AGOSTINI, PAOLO. - Musicista n. a Vallerano ca. il 1583, m. a Roma nel settembre 1629. Fu allievo e poi genero di G. B. Nanino; maestro di cappella nella chiesa della S.ma Trinità dei Pellegrini, a S. Maria in Trastevere, a S. Lorenzo in Damaso e infine a S. Pietro. Delle sue numerose opere polifoniche molte ancora giacciono manoscritte in varie biblioteche romane; di quelle a stampa le più importanti sono i Salmi della Madonna (1629), contenenti magnificat, antifone e mottetti concertati, e 5 libri di Messe (1627).

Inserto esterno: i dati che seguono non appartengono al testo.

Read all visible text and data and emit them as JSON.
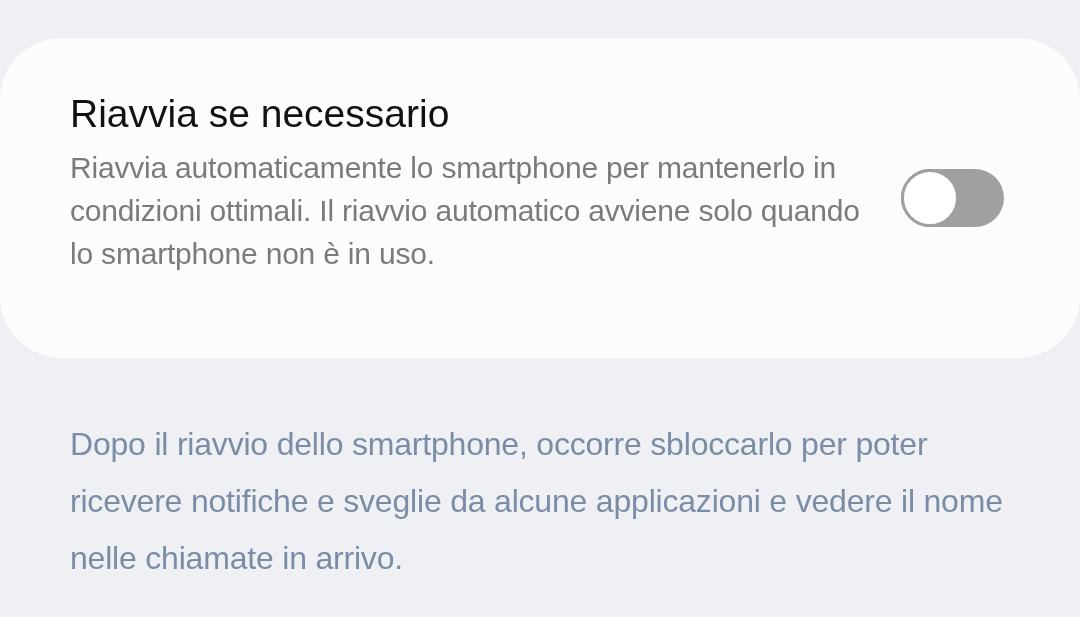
{
  "setting": {
    "title": "Riavvia se necessario",
    "description": "Riavvia automaticamente lo smartphone per mantenerlo in condizioni ottimali. Il riavvio automatico avviene solo quando lo smartphone non è in uso.",
    "on": false
  },
  "note": "Dopo il riavvio dello smartphone, occorre sbloccarlo per poter ricevere notifiche e sveglie da alcune applicazioni e vedere il nome nelle chiamate in arrivo."
}
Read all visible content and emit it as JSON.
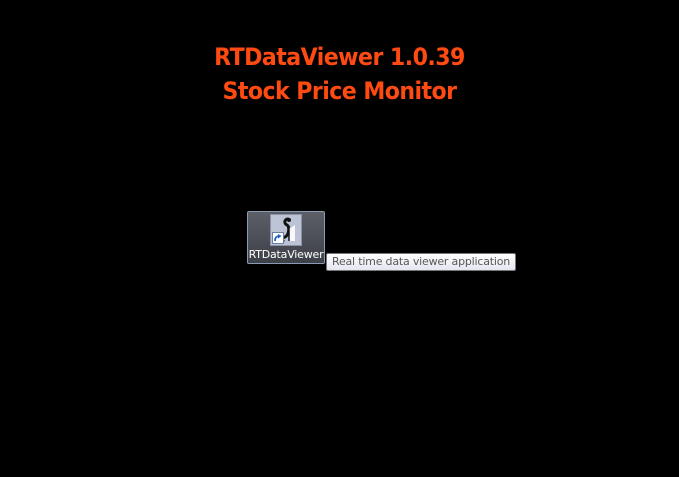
{
  "banner": {
    "line1": "RTDataViewer 1.0.39",
    "line2": "Stock Price Monitor",
    "color": "#ff4a12"
  },
  "desktop_icon": {
    "label": "RTDataViewer",
    "icon": "rtdataviewer-app-icon",
    "overlay_icon": "shortcut-arrow-icon",
    "state": "hover"
  },
  "tooltip": {
    "text": "Real time data viewer application"
  },
  "colors": {
    "background": "#000000",
    "selection_border": "#8a9bb4"
  }
}
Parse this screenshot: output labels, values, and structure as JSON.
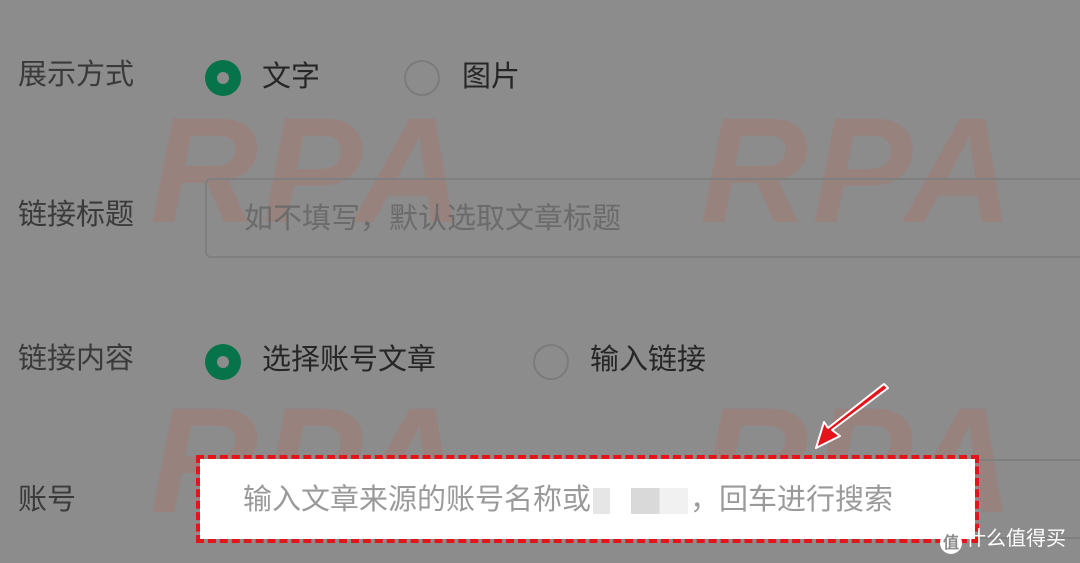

Come quasi tutti gli appartenenti alla scuola romana post-palestriniana, l'A. attende ancora uno studio esauriente che determini l'importanza e il valore della sua personalità artistica, anche in rapporto con la trasformazione stilistica in atto nella musica religiosa agli inizi del sec. XVII. Il suo stile appare orientato verso la grande tradizione contrappuntistica della scuola romana, ma già aperto ad alcuni nuovi elementi espressivi, che sono principalmente da ravvisare in una tendenza ad ampliare la sonorità della massa corale, com'è caratteristico della polifonia secentesca, e ad accogliere nuovi effetti armonici.

BIBL.: A. Liberati, Lettera al Persepago, Roma 1659; G. Bacin, Memorie, ecc., Roma 1878, p. 42; T. Cametti, La Scuola dei 'Pueri cantus', Torino 1915.